Le renchérissement du vin, sa criminelle falsification ont forcé l’homme de Paris à recourir à l’eau-de-vie. Voilà ce que fait l’impôt onéreux, qui exige quatre sols d’entrée pour une bouteille de vin qui intrinséquement n’en vaut que trois. Les femmes de portefaix, qui à Paris portent des fardeaux énormes & travaillent comme des hommes, boivent comme eux cette dangereuse liqueur. Son usage leur met le cerveau en feu, leur brûle les entrailles ; mais ce sont les eaux du Léthé pour ces gagne-deniers qui noient leurs soucis avec leur raison. Les tempéramens les plus robustes sont ruinés par cette intempérance journaliere : pourquoi ne leur laisse-t-on pas le vin dans toute sa salubrité ? Ils l’eussent préféré.

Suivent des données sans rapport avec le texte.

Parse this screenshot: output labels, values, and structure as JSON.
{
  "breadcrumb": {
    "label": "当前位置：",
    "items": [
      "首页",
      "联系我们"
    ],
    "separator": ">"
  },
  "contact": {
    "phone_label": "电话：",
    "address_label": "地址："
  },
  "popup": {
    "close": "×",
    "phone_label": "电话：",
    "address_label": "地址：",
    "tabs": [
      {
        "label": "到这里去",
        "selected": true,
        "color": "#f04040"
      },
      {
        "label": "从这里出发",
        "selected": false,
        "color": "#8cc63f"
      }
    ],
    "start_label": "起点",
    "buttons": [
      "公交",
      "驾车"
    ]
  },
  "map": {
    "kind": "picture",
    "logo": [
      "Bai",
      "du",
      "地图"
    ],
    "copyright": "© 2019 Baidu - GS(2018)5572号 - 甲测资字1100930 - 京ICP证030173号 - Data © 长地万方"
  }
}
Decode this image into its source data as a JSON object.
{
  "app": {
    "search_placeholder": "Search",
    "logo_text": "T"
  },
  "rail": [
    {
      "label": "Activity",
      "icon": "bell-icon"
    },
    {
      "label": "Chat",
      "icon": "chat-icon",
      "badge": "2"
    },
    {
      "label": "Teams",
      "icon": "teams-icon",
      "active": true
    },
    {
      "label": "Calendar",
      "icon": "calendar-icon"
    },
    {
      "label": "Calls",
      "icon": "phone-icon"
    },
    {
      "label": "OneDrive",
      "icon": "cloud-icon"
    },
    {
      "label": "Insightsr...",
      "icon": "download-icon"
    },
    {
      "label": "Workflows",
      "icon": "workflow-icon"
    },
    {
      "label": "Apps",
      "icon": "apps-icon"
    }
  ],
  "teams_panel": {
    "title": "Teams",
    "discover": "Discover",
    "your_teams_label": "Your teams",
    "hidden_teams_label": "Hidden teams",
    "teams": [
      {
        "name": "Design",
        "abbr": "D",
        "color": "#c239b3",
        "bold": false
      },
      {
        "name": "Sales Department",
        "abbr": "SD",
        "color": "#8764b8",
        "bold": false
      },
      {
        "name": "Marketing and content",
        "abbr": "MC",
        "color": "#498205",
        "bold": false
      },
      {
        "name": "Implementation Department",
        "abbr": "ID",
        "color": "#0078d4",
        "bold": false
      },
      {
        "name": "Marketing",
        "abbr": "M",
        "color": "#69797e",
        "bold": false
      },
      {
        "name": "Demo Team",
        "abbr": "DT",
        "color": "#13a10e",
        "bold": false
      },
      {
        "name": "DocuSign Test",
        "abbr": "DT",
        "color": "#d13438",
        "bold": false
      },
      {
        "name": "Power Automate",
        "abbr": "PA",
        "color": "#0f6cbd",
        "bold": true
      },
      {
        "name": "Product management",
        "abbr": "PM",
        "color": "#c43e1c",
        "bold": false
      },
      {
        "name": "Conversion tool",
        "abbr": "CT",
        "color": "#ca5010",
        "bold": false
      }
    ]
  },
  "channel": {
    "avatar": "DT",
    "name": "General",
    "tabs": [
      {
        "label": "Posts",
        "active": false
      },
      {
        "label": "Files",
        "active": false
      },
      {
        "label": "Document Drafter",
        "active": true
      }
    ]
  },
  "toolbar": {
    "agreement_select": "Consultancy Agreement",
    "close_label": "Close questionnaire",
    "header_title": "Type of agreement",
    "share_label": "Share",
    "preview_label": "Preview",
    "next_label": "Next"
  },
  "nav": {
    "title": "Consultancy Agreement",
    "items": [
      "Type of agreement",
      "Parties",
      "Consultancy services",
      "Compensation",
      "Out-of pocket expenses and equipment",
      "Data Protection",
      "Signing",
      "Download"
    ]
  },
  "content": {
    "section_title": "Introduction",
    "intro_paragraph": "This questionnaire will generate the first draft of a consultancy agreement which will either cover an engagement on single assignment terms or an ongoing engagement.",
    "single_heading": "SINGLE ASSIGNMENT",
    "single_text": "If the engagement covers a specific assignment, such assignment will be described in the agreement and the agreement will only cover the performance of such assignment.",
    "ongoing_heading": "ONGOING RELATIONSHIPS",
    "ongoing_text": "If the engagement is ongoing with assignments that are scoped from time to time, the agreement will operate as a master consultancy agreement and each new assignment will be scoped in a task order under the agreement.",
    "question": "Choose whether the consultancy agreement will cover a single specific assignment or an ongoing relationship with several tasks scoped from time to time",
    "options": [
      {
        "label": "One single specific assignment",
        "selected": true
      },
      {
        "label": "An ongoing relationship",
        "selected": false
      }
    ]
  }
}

D’après ce goût récent & funeste, une quantité considérable de tabagies s’établirent dans tous les quartiers, sur-tout dans ceux habités par la lie du peuple. Vous trouvez dans ces antres enfumés, des ouvriers fainéans qui passent crapuleusement la journée à boire lentement cette liqueur meurtriere. La fumée du tabac leur tient lieu de nourriture ; c’est-à-dire, qu’elle les plonge dans une sorte d’engourdissement qui leur ôte l’appétit, ainsi que la vigueur & l’énergie.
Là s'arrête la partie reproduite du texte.